Why is the Government Cutting $5.2 Billion?
Budget 2012 committed the government to cutting spending by $5.2 billion annually. This followed months of uncertainty as to how big the cut would be- as low as $4 billion, as high as $8 billion. It was a nice compromise.
This commitment followed a decision in the 2010 budget to cut defense spending, capping the International Assistance Envelope at $5 billion and freezing the operating budgets of all government departments for two years.
In both budgets, the government stated that the savings would be found primarily through greater "efficiencies".
Cuts to defense and International Assistance did, nevertheless, account for one-third of the expenditure cuts.
There was little information provided in the 2012 budget as to what programs or services would be cut to achieve the $5.2 billion in savings. The President of the Treasury Board stated that the details might not emerge until 2013. This was a little pessimistic as the impact on departments is now coming out bit by bit.
Canadians are becoming concerned with the lack of information and lack of transparency of the government. This could become a communications nightmare for the government. Just as disturbing is that Parliament is being asked to approve spending for 2012-13 without the details to support the spending requests.
So why did the government feel it had to cut federal spending? There are three possible explanations.
First, did the government cut spending because there was a fiscal crisis as there was in 1995? Apparently not, because there is no fiscal crisis. The government's own numbers, provided in budget 2012, show that without the $5.2 billion in cuts, the deficit would still be eliminated over the medium term. The debt burden would fall, as would spending, as a share of GDP. Canada would continue to have the best fiscal performance in the G-7.

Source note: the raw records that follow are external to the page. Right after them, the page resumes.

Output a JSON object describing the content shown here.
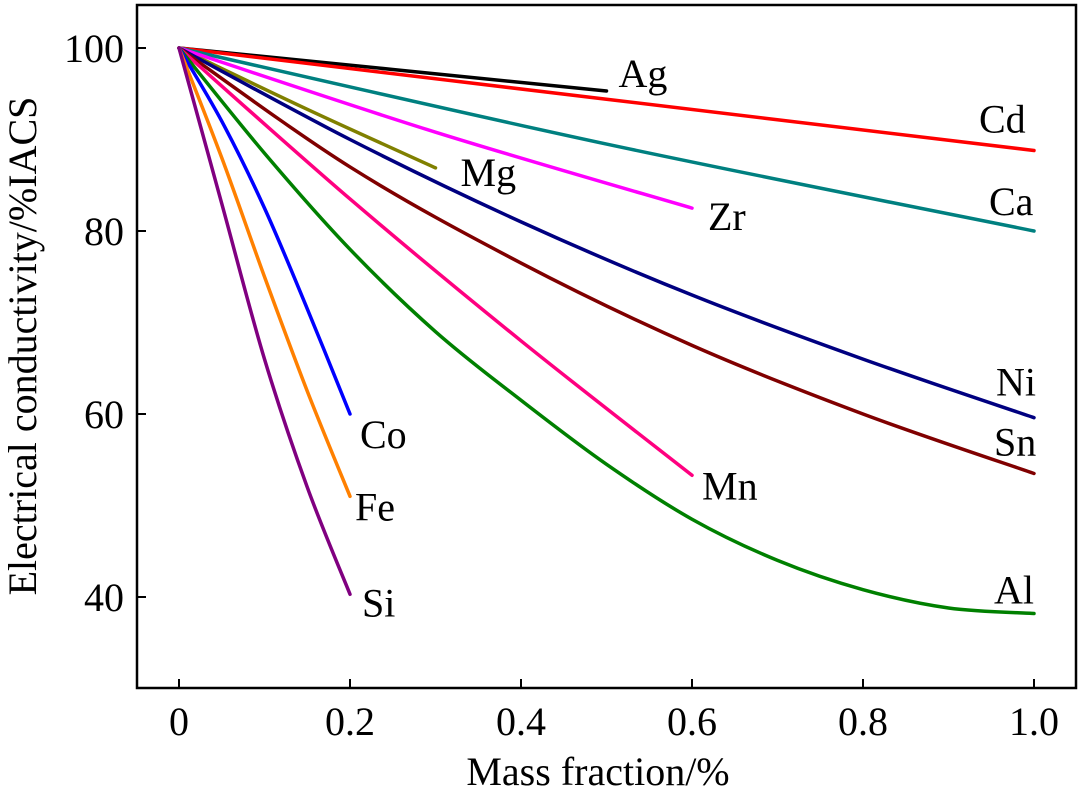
{
  "chart_data": {
    "type": "line",
    "title": "",
    "xlabel": "Mass fraction/%",
    "ylabel": "Electrical conductivity/%IACS",
    "xlim": [
      -0.05,
      1.05
    ],
    "ylim": [
      30,
      104.7
    ],
    "xticks": [
      0,
      0.2,
      0.4,
      0.6,
      0.8,
      1.0
    ],
    "xtick_labels": [
      "0",
      "0.2",
      "0.4",
      "0.6",
      "0.8",
      "1.0"
    ],
    "yticks": [
      40,
      60,
      80,
      100
    ],
    "ytick_labels": [
      "40",
      "60",
      "80",
      "100"
    ],
    "grid": false,
    "legend": "inline labels at line ends",
    "series": [
      {
        "name": "Ag",
        "color": "#000000",
        "x": [
          0,
          0.5
        ],
        "y": [
          100,
          95.3
        ]
      },
      {
        "name": "Cd",
        "color": "#ff0000",
        "x": [
          0,
          0.5,
          1.0
        ],
        "y": [
          100,
          94.4,
          88.8
        ]
      },
      {
        "name": "Ca",
        "color": "#008080",
        "x": [
          0,
          0.5,
          1.0
        ],
        "y": [
          100,
          89.5,
          80
        ]
      },
      {
        "name": "Mg",
        "color": "#808000",
        "x": [
          0,
          0.15,
          0.3
        ],
        "y": [
          100,
          93.3,
          86.9
        ]
      },
      {
        "name": "Zr",
        "color": "#ff00ff",
        "x": [
          0,
          0.3,
          0.6
        ],
        "y": [
          100,
          90.8,
          82.5
        ]
      },
      {
        "name": "Ni",
        "color": "#000080",
        "x": [
          0,
          0.2,
          0.4,
          0.6,
          0.8,
          1.0
        ],
        "y": [
          100,
          90,
          81,
          73,
          66,
          59.6
        ]
      },
      {
        "name": "Sn",
        "color": "#800000",
        "x": [
          0,
          0.2,
          0.4,
          0.6,
          0.8,
          1.0
        ],
        "y": [
          100,
          87,
          76.5,
          67.5,
          60,
          53.5
        ]
      },
      {
        "name": "Mn",
        "color": "#ff0080",
        "x": [
          0,
          0.2,
          0.4,
          0.6
        ],
        "y": [
          100,
          83.5,
          68,
          53.3
        ]
      },
      {
        "name": "Al",
        "color": "#008000",
        "x": [
          0,
          0.1,
          0.2,
          0.3,
          0.4,
          0.5,
          0.6,
          0.7,
          0.8,
          0.9,
          1.0
        ],
        "y": [
          100,
          88.5,
          78,
          69,
          61.5,
          54.5,
          48.5,
          44,
          40.8,
          38.8,
          38.2
        ]
      },
      {
        "name": "Co",
        "color": "#0000ff",
        "x": [
          0,
          0.05,
          0.1,
          0.15,
          0.2
        ],
        "y": [
          100,
          92,
          82.5,
          71.5,
          60
        ]
      },
      {
        "name": "Fe",
        "color": "#ff8000",
        "x": [
          0,
          0.05,
          0.1,
          0.15,
          0.2
        ],
        "y": [
          100,
          88,
          75,
          62.5,
          51
        ]
      },
      {
        "name": "Si",
        "color": "#800080",
        "x": [
          0,
          0.05,
          0.1,
          0.15,
          0.2
        ],
        "y": [
          100,
          83,
          66,
          52,
          40.3
        ]
      }
    ]
  }
}
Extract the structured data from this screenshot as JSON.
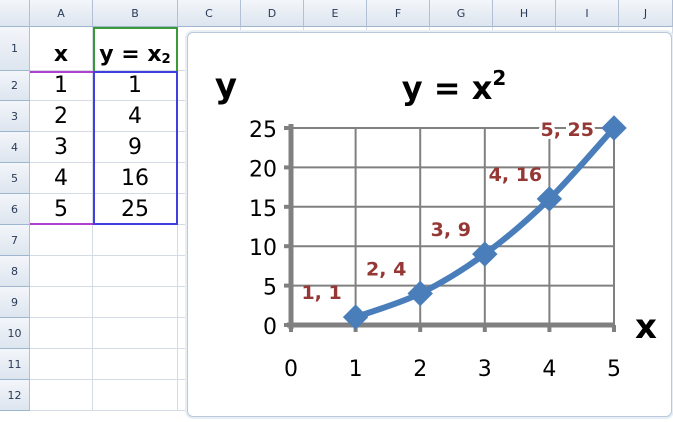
{
  "sheet": {
    "columns": [
      "A",
      "B",
      "C",
      "D",
      "E",
      "F",
      "G",
      "H",
      "I",
      "J"
    ],
    "rows": [
      "1",
      "2",
      "3",
      "4",
      "5",
      "6",
      "7",
      "8",
      "9",
      "10",
      "11",
      "12"
    ],
    "header_row": {
      "A": "x",
      "B_base": "y  = x",
      "B_exp": "2"
    },
    "data": [
      [
        "1",
        "1"
      ],
      [
        "2",
        "4"
      ],
      [
        "3",
        "9"
      ],
      [
        "4",
        "16"
      ],
      [
        "5",
        "25"
      ]
    ]
  },
  "chart_data": {
    "type": "line",
    "title_base": "y  = x",
    "title_exp": "2",
    "xlabel": "x",
    "ylabel": "y",
    "x": [
      1,
      2,
      3,
      4,
      5
    ],
    "y": [
      1,
      4,
      9,
      16,
      25
    ],
    "xlim": [
      0,
      5
    ],
    "ylim": [
      0,
      25
    ],
    "xticks": [
      "0",
      "1",
      "2",
      "3",
      "4",
      "5"
    ],
    "yticks": [
      "0",
      "5",
      "10",
      "15",
      "20",
      "25"
    ],
    "data_labels": [
      "1, 1",
      "2, 4",
      "3, 9",
      "4, 16",
      "5, 25"
    ],
    "smoothed": true,
    "marker": "diamond",
    "grid": true,
    "legend": "none",
    "colors": {
      "line": "#4a7ebb",
      "labels": "#953735",
      "grid": "#808080"
    }
  }
}
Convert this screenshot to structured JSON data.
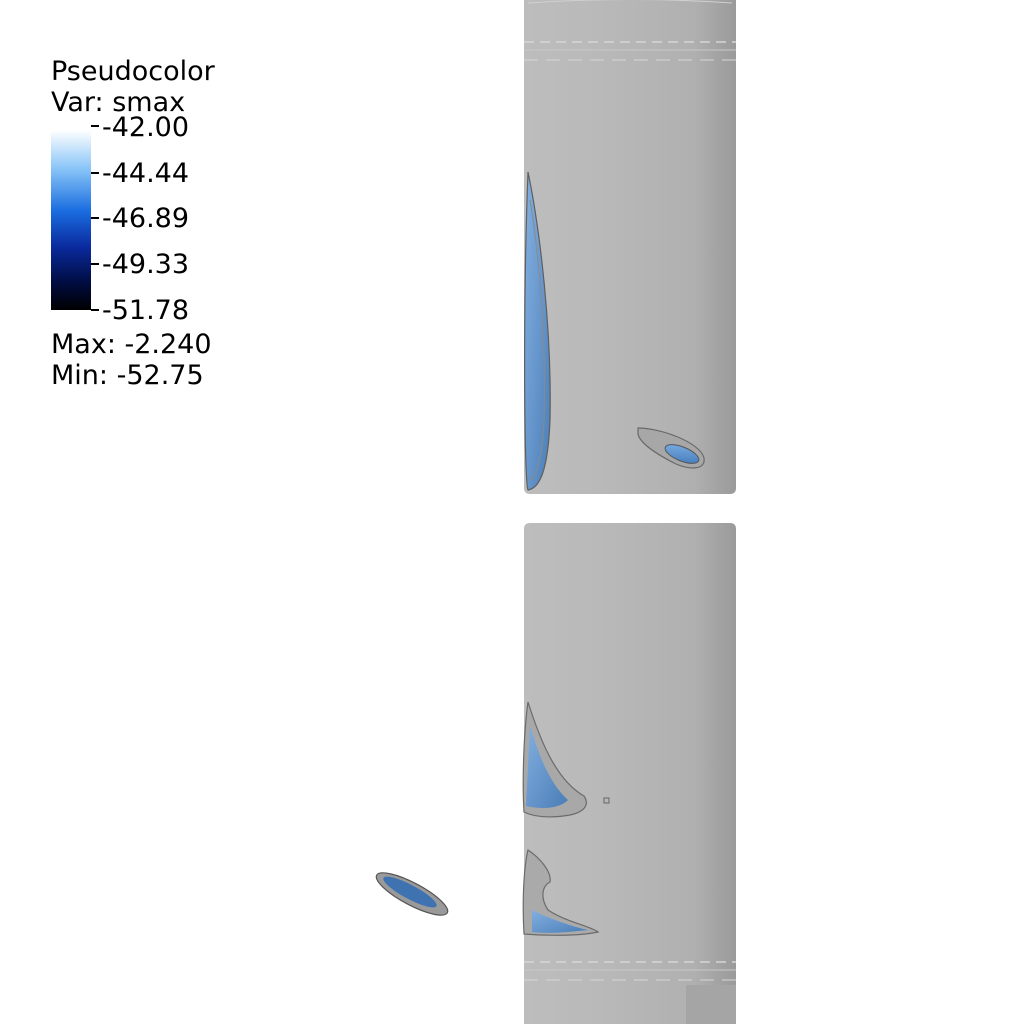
{
  "legend": {
    "title": "Pseudocolor",
    "variable": "Var: smax",
    "ticks": [
      "-42.00",
      "-44.44",
      "-46.89",
      "-49.33",
      "-51.78"
    ],
    "max": "Max: -2.240",
    "min": "Min: -52.75",
    "colormap_colors": [
      "#ffffff",
      "#86c3f7",
      "#1a6de0",
      "#0a2a9e",
      "#000000"
    ]
  },
  "scene": {
    "cylinder_color": "#b8b8b8",
    "contour_color": "#5a90c8"
  }
}
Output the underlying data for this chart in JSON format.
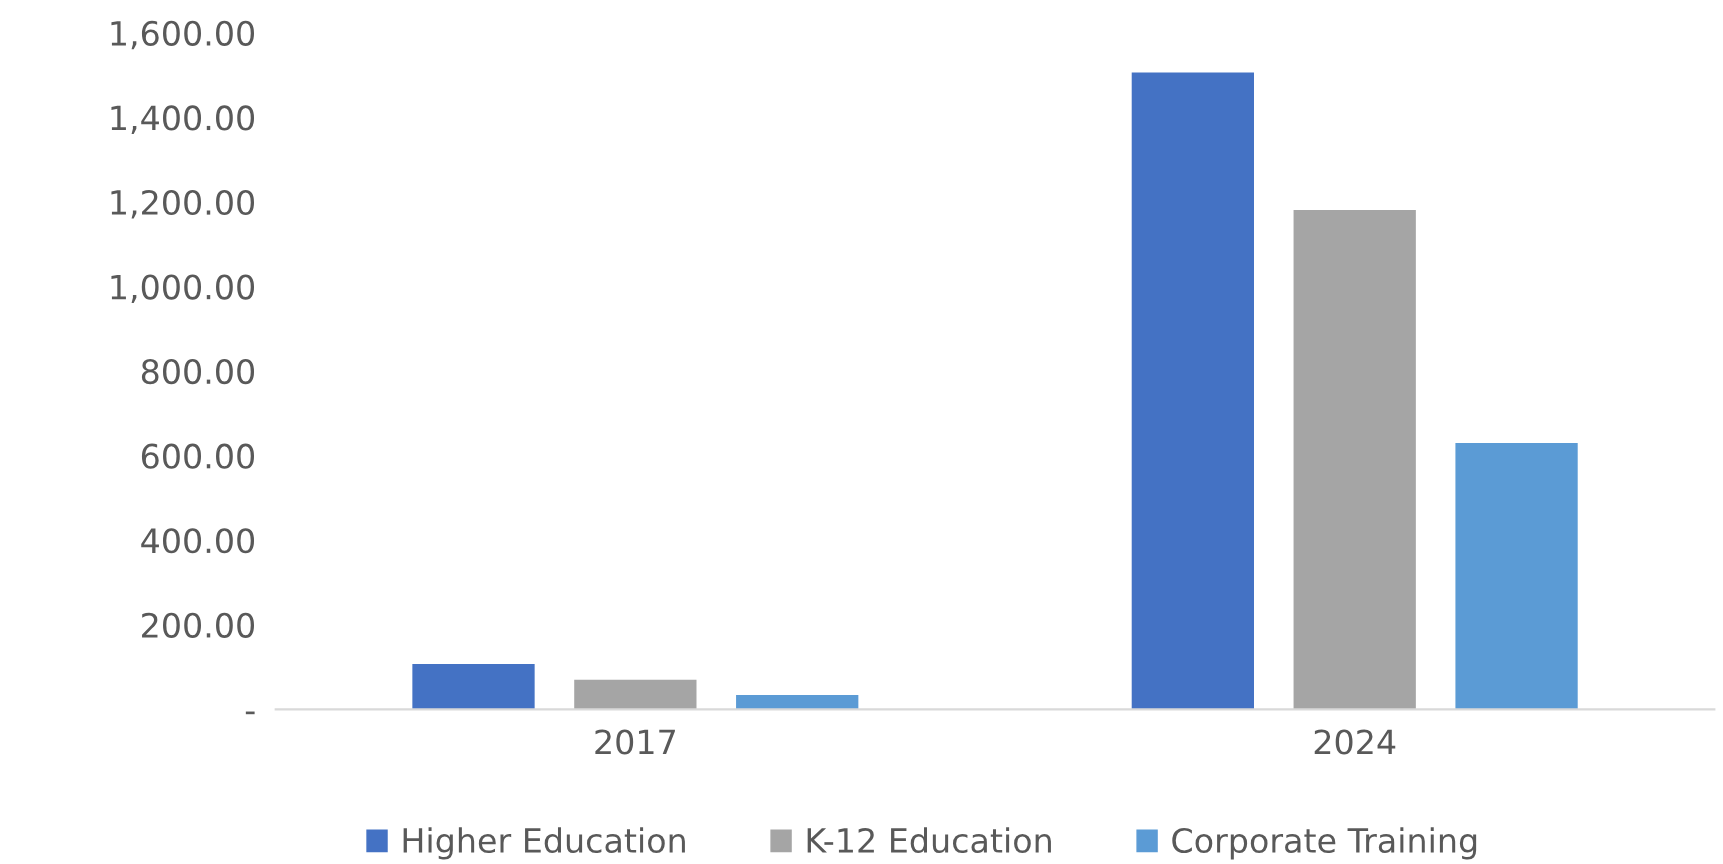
{
  "chart_data": {
    "type": "bar",
    "categories": [
      "2017",
      "2024"
    ],
    "series": [
      {
        "name": "Higher Education",
        "color": "#4472c4",
        "values": [
          107,
          1506
        ]
      },
      {
        "name": "K-12 Education",
        "color": "#a5a5a5",
        "values": [
          70,
          1181
        ]
      },
      {
        "name": "Corporate Training",
        "color": "#5b9bd5",
        "values": [
          34,
          630
        ]
      }
    ],
    "ylim": [
      0,
      1600
    ],
    "yticks": [
      {
        "value": 0,
        "label": "-"
      },
      {
        "value": 200,
        "label": "200.00"
      },
      {
        "value": 400,
        "label": "400.00"
      },
      {
        "value": 600,
        "label": "600.00"
      },
      {
        "value": 800,
        "label": "800.00"
      },
      {
        "value": 1000,
        "label": "1,000.00"
      },
      {
        "value": 1200,
        "label": "1,200.00"
      },
      {
        "value": 1400,
        "label": "1,400.00"
      },
      {
        "value": 1600,
        "label": "1,600.00"
      }
    ],
    "grid": false,
    "legend": "bottom"
  }
}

Second, did the government cut spending because they believed that the deficit contained a structural component that would not be eliminated without cuts? This has been a view of the PBO and 3dpolicy for some time, but it is a view that has been repeatedly rejected by the government. The government has continually shown medium-term forecasts in which the deficit disappears entirely as a result of economic growth.
Third, did the government cut spending for purely ideological reasons? The government recognizes that since 2006 spending has risen dramatically as has the size of the public service. The government is also aware that during the 2009-10 recession the deficit reached an historical high although much of that was due to the temporary stimulus spending. Both these developments eroded the government's claim to fiscal conservatism and small government.
It seems only logical that the government would want to establish some sort of fiscal conservative record. The government needed to show its conservative base that it could cut spending just like the Liberals did in 1995. Well they certainly failed because these cuts pale compared to the cuts by the Liberals. If anything the conservative base probably feels that the government doesn't really want to cut spending or doesn't know how.
In coming weeks and months and indeed possibly years, Canadians will begin to see what the federal government means by smaller government. Already information is beginning to dribble out on the number of employees that might be affected by the cuts in government departments and agencies. But so far there has been little information on the actual services and programs that will be eliminated.
The government may continue to claim that savings will be achieved through efficiencies without cutting programs and services.
This is simply not possible. Programs and services will need to be eliminated if the savings target is to be realized. If not, watch for another Treasury Board exercise to increase spending due to "health and safety" concerns.